POLITICA

Perdiamo tutti

05/11/2019
di Francesco Chiappetta

È facile dire “domani sparisce il tuo giardino”. Probabilmente anche i lampioni dopo qualche giorno. Qualcuno arriva e ci racconta che era stato previsto questo smantellamento. È bene, siamo vittoriosi. Non è stato fatto. Il cittadino normalmente gradisce sentire che si farà una manutenzione del giardino per migliorarlo; lo stesso vale per i lampioni: se sono spenti, verranno certamente accesi. Queste sono notizie. Il resto degli annunci che arrivano dal versante politico, invece, non portano i risultati sperati. Abbiamo perso tutti, perché? In questi giorni si è parlato spesso di immigrati, delle elezioni in Umbria e nessuno si è soffermato sull’ILVA. D’altro canto, qualcuno ha definito l’Umbria piccola con 60.000 abitanti pertanto 10.000 lavoratori sono ancora più piccoli.
 
La questione dell’ILVA era stata affrontata dall’ex ministro Calenda che aveva lavorato e approfondito la questione per circa 3 anni ed era riuscito a dargli una sua presenza e occupazione. Adesso parliamo di verde pubblico per Taranto, di passeggiate sane. Cerchiamo di tenere a mente che il lavoro è sacro e può essere certamente più o meno pesante, ma chiudere una azienda, stando alle dichiarazioni giuste o sbagliate dei magistrati, è un campanello verso il piano ipotetico di eventuali investitori stranieri che hanno usi e costumi per il lavoro completamente diversi.
Dire che un altoforno è pericoloso porterà quanto prima ad abituarci all’idea che anche il forno del panificio del Paese emana Co2 e probabilmente il passaggio caldo-freddo creerà problemi all’habitat. Dunque, sarebbe opportuno non mangiare più il pane ma un surrogato?
 
Di questi esempi potrebbero farsene svariati ma i lavoratori sono delle persone serie e il 70% vorrebbe continuare a lavorare. Il lavoratore impegnato sul piano politico-sindacale è una minoranza ma che domina l’altra percentuale più alta. Probabilmente pensa che basta urlare un momento e dire “prima la salute e poi il lavoro”. Ma se manca il lavoro, la persona come si alimenta, come va avanti, come manda i figli a scuola. Certo ci sono la cassa integrazione; il reddito di cittadinanza.

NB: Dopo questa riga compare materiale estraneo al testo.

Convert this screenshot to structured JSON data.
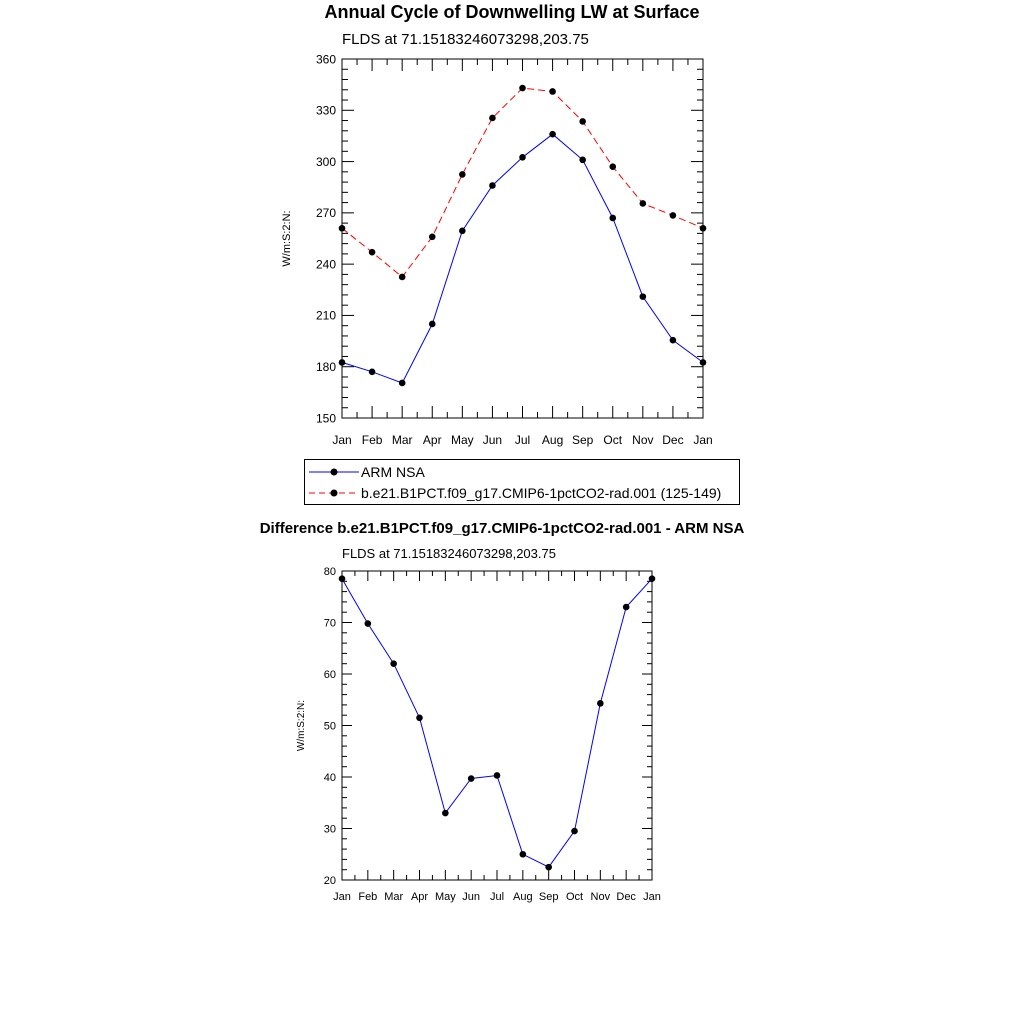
{
  "chart_data": [
    {
      "type": "line",
      "title": "Annual Cycle of Downwelling LW at Surface",
      "subtitle": "FLDS at 71.15183246073298,203.75",
      "ylabel": "W/m:S:2:N:",
      "xlabel": "",
      "categories": [
        "Jan",
        "Feb",
        "Mar",
        "Apr",
        "May",
        "Jun",
        "Jul",
        "Aug",
        "Sep",
        "Oct",
        "Nov",
        "Dec",
        "Jan"
      ],
      "ylim": [
        150,
        360
      ],
      "yticks": [
        150,
        180,
        210,
        240,
        270,
        300,
        330,
        360
      ],
      "grid": false,
      "legend_position": "bottom",
      "series": [
        {
          "name": "ARM NSA",
          "color": "#0000ff",
          "style": "solid",
          "values": [
            182.5,
            177.0,
            170.5,
            205.0,
            259.5,
            286.0,
            302.5,
            316.0,
            301.0,
            267.0,
            221.0,
            195.5,
            182.5
          ]
        },
        {
          "name": "b.e21.B1PCT.f09_g17.CMIP6-1pctCO2-rad.001 (125-149)",
          "color": "#ff0000",
          "style": "dashed",
          "values": [
            261.0,
            247.0,
            232.5,
            256.0,
            292.5,
            325.5,
            343.0,
            341.0,
            323.5,
            297.0,
            275.5,
            268.5,
            261.0
          ]
        }
      ]
    },
    {
      "type": "line",
      "title": "Difference b.e21.B1PCT.f09_g17.CMIP6-1pctCO2-rad.001 - ARM NSA",
      "subtitle": "FLDS at 71.15183246073298,203.75",
      "ylabel": "W/m:S:2:N:",
      "xlabel": "",
      "categories": [
        "Jan",
        "Feb",
        "Mar",
        "Apr",
        "May",
        "Jun",
        "Jul",
        "Aug",
        "Sep",
        "Oct",
        "Nov",
        "Dec",
        "Jan"
      ],
      "ylim": [
        20,
        80
      ],
      "yticks": [
        20,
        30,
        40,
        50,
        60,
        70,
        80
      ],
      "grid": false,
      "series": [
        {
          "color": "#0000ff",
          "style": "solid",
          "values": [
            78.5,
            69.8,
            62.0,
            51.5,
            33.0,
            39.7,
            40.3,
            25.0,
            22.5,
            29.5,
            54.3,
            73.0,
            78.5
          ]
        }
      ]
    }
  ]
}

Ma nel frattempo il mercato dell’acciaio sta diventando di altri investitori e noi non possiamo permetterci di avere i sensi di colpa per aver chiuso una azienda o preferire puntare il dito contro la politica o il governo piuttosto che fare qualcosa di concreto. Anche perché le problematiche non ci mancano: emergenze ambientali, smottamenti, crolli, inquinamento.
 
Altro dibattito di questi giorni riguarda il cardinale Ruini che ha parlato, secondo il contenuto evangelico ed anche da sacerdote, dicendo che bisogna dialogare con Salvini. Si cerca di reinserire nella società delinquenti che hanno ucciso persone, creato danni, perché la chiesa è la “madre di tutti”.
 
Per quanto riguarda l’ILVA, il Presidente Emiliano avendo esperienza di lavoro importante, ha detto che il complesso ILVA è tutto illegale. Probabilmente pensano alla statalizzazione. Se così fosse è di una gravità e irresponsabilità nei confronti dell’Italia e dell’Europa che non merita altri commenti. Lo scudo è importante per l’ILVA in quanto se un magistrato responsabile dovesse riscontrare delle anomalie, perché esperto del settore, di conseguenza l’imprenditore finirebbe in guai che probabilmente non intende percorrere.
 
Per chiudere, l’argomento chiave e stancante è stato quello sulle tasse che, probabilmente, per interpretazione di qualcuno, vuol dire la felicità dei cittadini e quindi sul piano della comunicazione se ne continua a discutere. È sufficiente vedere questi talkshow, a partire dal mattino fino a mezzanotte inoltrata, che parlano di tasse e ancora tasse.
 
Non vedo nessuna tavola rotonda che tratti temi sul come salvare l’ambiente: Greta è una studentessa che ha lanciato un sasso e si è fermata lì. Nessuno parla di lavoro; nessuno di innovazione; nessuno di digitale. Insomma, sono argomenti che non conquistano la platea e quindi è bene parlare sul piano del marketing per avere voti in più.
 
Dopo quanto si sente dire, se la Camera e il Senato si sciolgono prima allora si andrà alle elezioni con il vecchio sistema e molti saremo contenti; diremo tutti “ci abbiamo provato”, “nessuno è sconfitto”.